WhisperX Speech Recognition with Word-Level Timestamps and Diarization
WhisperX extends OpenAI Whisper with batched inference for 70x realtime transcription, phoneme-based word-level timestamp alignment via wav2vec2, voice activity detection, and speaker diarization. It produces accurate per-word timestamps and speaker labels from audio files.
npx skills add agentskillexchange/skills --skill whisperx-speech-recognition-timestamps-diarization
WhisperX is an automatic speech recognition system that builds on OpenAI Whisper to deliver word-level timestamps and speaker diarization capabilities. While standard Whisper produces utterance-level timestamps that can be off by several seconds, WhisperX refines these using forced alignment with phoneme-based ASR models like wav2vec 2.0, producing accurate per-word timing.

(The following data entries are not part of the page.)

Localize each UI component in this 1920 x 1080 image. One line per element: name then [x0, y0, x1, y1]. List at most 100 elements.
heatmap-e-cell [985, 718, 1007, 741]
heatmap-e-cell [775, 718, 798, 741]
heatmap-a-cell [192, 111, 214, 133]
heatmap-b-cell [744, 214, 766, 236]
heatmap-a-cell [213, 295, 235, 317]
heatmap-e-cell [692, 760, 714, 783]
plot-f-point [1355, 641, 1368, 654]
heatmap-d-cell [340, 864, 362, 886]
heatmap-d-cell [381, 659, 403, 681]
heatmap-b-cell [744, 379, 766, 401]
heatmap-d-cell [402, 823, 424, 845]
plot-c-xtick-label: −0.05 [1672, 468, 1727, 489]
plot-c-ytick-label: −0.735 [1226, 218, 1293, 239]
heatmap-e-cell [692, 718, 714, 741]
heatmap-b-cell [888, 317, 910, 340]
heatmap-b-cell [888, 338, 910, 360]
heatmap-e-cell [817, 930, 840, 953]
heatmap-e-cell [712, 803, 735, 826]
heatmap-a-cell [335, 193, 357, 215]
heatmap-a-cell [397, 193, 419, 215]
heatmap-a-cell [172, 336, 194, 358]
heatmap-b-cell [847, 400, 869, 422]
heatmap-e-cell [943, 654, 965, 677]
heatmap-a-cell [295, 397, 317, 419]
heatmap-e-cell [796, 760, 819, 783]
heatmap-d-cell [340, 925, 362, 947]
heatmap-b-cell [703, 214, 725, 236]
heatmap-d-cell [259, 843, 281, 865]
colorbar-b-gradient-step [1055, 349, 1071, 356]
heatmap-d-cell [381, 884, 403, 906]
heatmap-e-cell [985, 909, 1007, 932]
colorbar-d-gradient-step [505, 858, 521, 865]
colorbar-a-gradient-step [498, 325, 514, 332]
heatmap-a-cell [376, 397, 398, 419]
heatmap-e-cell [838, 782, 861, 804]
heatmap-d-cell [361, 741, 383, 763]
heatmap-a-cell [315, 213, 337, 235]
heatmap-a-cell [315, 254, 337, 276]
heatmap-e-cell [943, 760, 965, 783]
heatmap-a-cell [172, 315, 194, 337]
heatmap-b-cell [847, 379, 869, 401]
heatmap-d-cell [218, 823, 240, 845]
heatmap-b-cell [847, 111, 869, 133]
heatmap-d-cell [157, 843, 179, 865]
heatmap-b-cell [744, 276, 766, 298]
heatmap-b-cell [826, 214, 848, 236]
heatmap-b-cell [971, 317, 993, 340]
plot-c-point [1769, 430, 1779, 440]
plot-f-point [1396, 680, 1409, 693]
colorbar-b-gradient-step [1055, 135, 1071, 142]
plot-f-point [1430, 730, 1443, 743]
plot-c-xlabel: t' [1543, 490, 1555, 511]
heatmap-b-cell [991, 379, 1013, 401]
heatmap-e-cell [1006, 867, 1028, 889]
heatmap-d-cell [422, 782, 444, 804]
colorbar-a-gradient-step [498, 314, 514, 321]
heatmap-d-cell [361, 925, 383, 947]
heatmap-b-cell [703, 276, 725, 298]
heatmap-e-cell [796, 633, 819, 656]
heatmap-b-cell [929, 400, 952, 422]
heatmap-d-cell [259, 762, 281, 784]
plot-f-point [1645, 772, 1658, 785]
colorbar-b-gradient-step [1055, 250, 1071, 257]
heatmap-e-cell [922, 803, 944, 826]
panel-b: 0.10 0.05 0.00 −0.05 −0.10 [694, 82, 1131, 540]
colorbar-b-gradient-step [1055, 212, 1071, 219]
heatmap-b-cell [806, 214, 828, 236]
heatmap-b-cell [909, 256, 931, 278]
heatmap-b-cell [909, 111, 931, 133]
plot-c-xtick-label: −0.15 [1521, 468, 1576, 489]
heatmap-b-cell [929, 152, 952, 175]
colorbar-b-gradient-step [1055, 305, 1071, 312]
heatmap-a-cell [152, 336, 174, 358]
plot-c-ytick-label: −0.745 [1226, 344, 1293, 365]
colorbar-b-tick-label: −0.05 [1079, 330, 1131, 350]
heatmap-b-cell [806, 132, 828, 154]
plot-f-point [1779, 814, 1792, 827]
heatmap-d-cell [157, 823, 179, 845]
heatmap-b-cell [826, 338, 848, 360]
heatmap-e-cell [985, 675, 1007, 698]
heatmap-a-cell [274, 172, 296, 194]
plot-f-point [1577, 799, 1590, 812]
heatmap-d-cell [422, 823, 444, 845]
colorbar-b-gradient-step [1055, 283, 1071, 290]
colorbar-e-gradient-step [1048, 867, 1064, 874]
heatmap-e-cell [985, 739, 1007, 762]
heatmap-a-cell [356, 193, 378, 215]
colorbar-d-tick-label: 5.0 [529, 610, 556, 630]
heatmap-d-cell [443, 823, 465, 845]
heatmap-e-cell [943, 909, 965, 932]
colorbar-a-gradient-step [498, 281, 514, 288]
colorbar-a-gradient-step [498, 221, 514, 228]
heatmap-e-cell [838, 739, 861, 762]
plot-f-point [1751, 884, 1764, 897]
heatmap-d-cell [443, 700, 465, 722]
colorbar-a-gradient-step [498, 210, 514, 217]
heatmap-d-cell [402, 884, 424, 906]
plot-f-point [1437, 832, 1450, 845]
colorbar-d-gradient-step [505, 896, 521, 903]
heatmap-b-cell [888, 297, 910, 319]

What this skill actually does
Batched Inference
WhisperX implements batched inference using the faster-whisper backend (CTranslate2), achieving up to 70x realtime transcription speed with the large-v2 model. This makes it practical for processing long audio files, podcast archives, meeting recordings, and video libraries. The batch processing operates within individual files, maximizing GPU utilization without the overhead of sequential decoding.
Forced Alignment and Timestamps
The forced alignment pipeline takes the text output from Whisper and aligns it to the audio using a phoneme recognition model. This produces word-level timestamps with significantly higher accuracy than Whisper native timestamps. The alignment supports multiple languages through language-specific wav2vec2 models, and users can specify custom alignment models for specialized domains.
Speaker Diarization
WhisperX integrates speaker diarization via pyannote-audio, partitioning the transcript by speaker identity. Users can specify minimum and maximum speaker counts when the number of speakers is known. The diarization pipeline segments the audio by speaker and maps segments back to the word-level transcript, producing labeled output showing which speaker said what, with precise timing.
Voice Activity Detection
A VAD preprocessing step detects speech segments before transcription, filtering out silence and non-speech audio. This improves both transcription speed and accuracy by focusing compute on actual speech content. The VAD filter is especially useful for long recordings with significant silence or background noise.
Integration and Usage
WhisperX is installed via pip and runs from the command line: whisperx audio.wav –model large-v2 –diarize –highlight_words True. It outputs SRT, VTT, TSV, and JSON formats with word-level timing. The project has over 20,900 GitHub stars, is licensed under BSD-2-Clause, and has an associated academic paper. It is used in production for podcast transcription, meeting notes, subtitle generation, and content indexing pipelines.